Being a parent has been one of the most profound influences on my personal understanding of G-D and how he might relate to us. One of the metaphors in the Bible that is used over and over is G-D as our parent and us as his children. I don't think that I really "got" that concept very well from the perspective of a child. However, becoming a parent myself gives me a whole new way of appreciating that metaphor and how G-D might want us to relate to him.
We took my daughter to Sesame Place this past weekend. We wanted to spend time with some very dear friends who also have little children, and we thought Sesame Place would be a great place to meet up. If you don’t know, Sesame Place is a theme park in the Sea World family of parks that features the characters on Sesame Street. It is aimed at little kids ages 2-7 or so, although I think the water park part could be fun for older kids. All of the rides are kid appropriate and it is a small park so it is not completely overwhelming. There are plenty of opportunities to meet the characters and get pictures taken.
It was a great weekend, both at the park and with our friends, and while we were there I bought my daughter a toy. I had planned to buy her something, because I love buying her gifts and I wanted her to have something fun from the weekend. Her favorite Sesame Street character right now is Abby (who wears her pink and purple hair in pigtails and is a fairy godmother in training) and so I bought her a small Abby doll. My daughter was with me when we picked it out and she was so pleased and happy to get this toy.
My daughter adores her Abby doll. She has played with it constantly for the past 3 days, which is a really good attention span on a toy for a 2 and a half-year old child. She has pretended she has wings to fly with Abby. She has helped Abby fly “up up up” in the sky. She has given Abby some juice from her juice cup. She has been giving Abby shoulder rides they way we give her shoulder rides. She is so un-self-conscious at this age that her delight is clearly apparent. It’s absolutely enchanting to listen to.
It’s an amazing feeling, realizing I’ve given my daughter something that makes her so happy. It’s a physical feeling of lightness in my chest and a smile on my face and a bubbling sense of happiness in my own heart, listening to her narrate her play with her new dolly. I just feel really good that I was able to give her something that pleases her so much. Her reaction is exactly what I was hoping for when I bought the doll. I feel like I hit a homerun.
And so then I was thinking about it and wondering if G-D doesn’t feel the same way about us? Does G-D grin and laugh with pleasure when he sees us enjoying the good gifts he has given? Does he feel joyful when he sees us happily using what he has provided? I don’t usually think of G-D that way. I tend to think more about using his gifts responsibly. My mental focus tends to be more on the questions of being a good steward. Am I being generous with my brothers and sisters, all of G-D’s beloved children? Am I using my talents wisely so that I am increasing what G-D has invested in me? Am I doing it right? I tend to think more in terms of economics, repaying and investing, rather than in terms of receiving and enjoying a gift.
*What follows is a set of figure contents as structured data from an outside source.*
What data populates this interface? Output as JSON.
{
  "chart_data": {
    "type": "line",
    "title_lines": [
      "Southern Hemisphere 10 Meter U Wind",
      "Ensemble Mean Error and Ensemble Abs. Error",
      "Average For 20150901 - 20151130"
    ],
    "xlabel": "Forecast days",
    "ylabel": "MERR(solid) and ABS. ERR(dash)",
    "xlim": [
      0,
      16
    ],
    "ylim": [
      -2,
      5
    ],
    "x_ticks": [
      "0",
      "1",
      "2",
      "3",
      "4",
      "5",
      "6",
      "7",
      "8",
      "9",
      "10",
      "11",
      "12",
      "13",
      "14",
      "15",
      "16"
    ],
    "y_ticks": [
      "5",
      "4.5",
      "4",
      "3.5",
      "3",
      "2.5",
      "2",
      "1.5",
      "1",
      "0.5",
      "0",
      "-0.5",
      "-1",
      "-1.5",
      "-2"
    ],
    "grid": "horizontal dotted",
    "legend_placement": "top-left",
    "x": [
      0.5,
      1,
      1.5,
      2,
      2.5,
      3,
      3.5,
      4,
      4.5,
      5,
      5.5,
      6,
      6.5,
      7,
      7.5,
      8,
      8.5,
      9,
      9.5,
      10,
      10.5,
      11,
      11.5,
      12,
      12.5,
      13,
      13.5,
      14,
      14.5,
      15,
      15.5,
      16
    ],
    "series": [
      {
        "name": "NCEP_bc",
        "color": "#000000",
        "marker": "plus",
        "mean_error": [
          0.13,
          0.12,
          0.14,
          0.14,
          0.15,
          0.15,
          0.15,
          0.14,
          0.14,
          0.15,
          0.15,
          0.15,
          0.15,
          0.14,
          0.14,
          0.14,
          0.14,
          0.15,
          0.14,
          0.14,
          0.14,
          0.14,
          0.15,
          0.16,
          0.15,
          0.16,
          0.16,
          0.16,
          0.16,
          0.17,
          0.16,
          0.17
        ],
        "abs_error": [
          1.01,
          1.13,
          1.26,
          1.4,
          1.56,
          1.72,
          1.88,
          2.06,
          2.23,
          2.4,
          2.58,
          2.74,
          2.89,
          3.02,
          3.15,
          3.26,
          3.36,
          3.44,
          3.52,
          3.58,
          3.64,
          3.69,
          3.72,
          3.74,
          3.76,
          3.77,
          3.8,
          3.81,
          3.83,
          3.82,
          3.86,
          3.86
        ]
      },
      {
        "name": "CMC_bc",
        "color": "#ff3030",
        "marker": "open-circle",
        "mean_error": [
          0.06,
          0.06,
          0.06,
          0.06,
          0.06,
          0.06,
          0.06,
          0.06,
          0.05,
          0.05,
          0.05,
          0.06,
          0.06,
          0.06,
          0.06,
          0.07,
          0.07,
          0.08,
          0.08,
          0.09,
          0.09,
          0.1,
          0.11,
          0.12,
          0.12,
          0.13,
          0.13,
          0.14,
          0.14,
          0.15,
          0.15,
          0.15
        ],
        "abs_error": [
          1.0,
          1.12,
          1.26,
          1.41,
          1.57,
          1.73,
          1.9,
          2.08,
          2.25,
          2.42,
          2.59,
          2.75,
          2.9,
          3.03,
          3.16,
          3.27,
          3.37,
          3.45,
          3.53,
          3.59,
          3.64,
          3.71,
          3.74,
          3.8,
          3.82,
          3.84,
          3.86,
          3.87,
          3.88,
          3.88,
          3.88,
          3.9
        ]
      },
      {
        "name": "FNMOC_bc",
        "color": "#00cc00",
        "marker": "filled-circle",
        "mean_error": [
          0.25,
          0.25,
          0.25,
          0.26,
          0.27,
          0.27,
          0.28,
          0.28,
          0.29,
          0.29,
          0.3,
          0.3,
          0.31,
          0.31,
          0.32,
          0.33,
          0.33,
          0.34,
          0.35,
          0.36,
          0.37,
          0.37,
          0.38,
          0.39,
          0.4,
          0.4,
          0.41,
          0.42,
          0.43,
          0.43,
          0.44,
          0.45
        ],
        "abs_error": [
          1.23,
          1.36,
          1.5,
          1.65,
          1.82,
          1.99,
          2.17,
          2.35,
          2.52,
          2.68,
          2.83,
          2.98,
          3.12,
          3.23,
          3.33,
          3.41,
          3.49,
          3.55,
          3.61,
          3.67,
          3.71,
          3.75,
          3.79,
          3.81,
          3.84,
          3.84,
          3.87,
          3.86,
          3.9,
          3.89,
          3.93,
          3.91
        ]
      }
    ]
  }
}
And yet I know, as a parent, that what I want most is to see my daughter using and enjoying what I have given her. Even as a friend, what makes me happiest is when someone mentions that they use something I have given them all the time and they love it. I do think it is important to be responsible with what we are given. I do think that generosity pleases G-D and that wise stewardship is needed for all our different gifts. I think, however, that I could spend a little more time laughing and really enjoying what I have.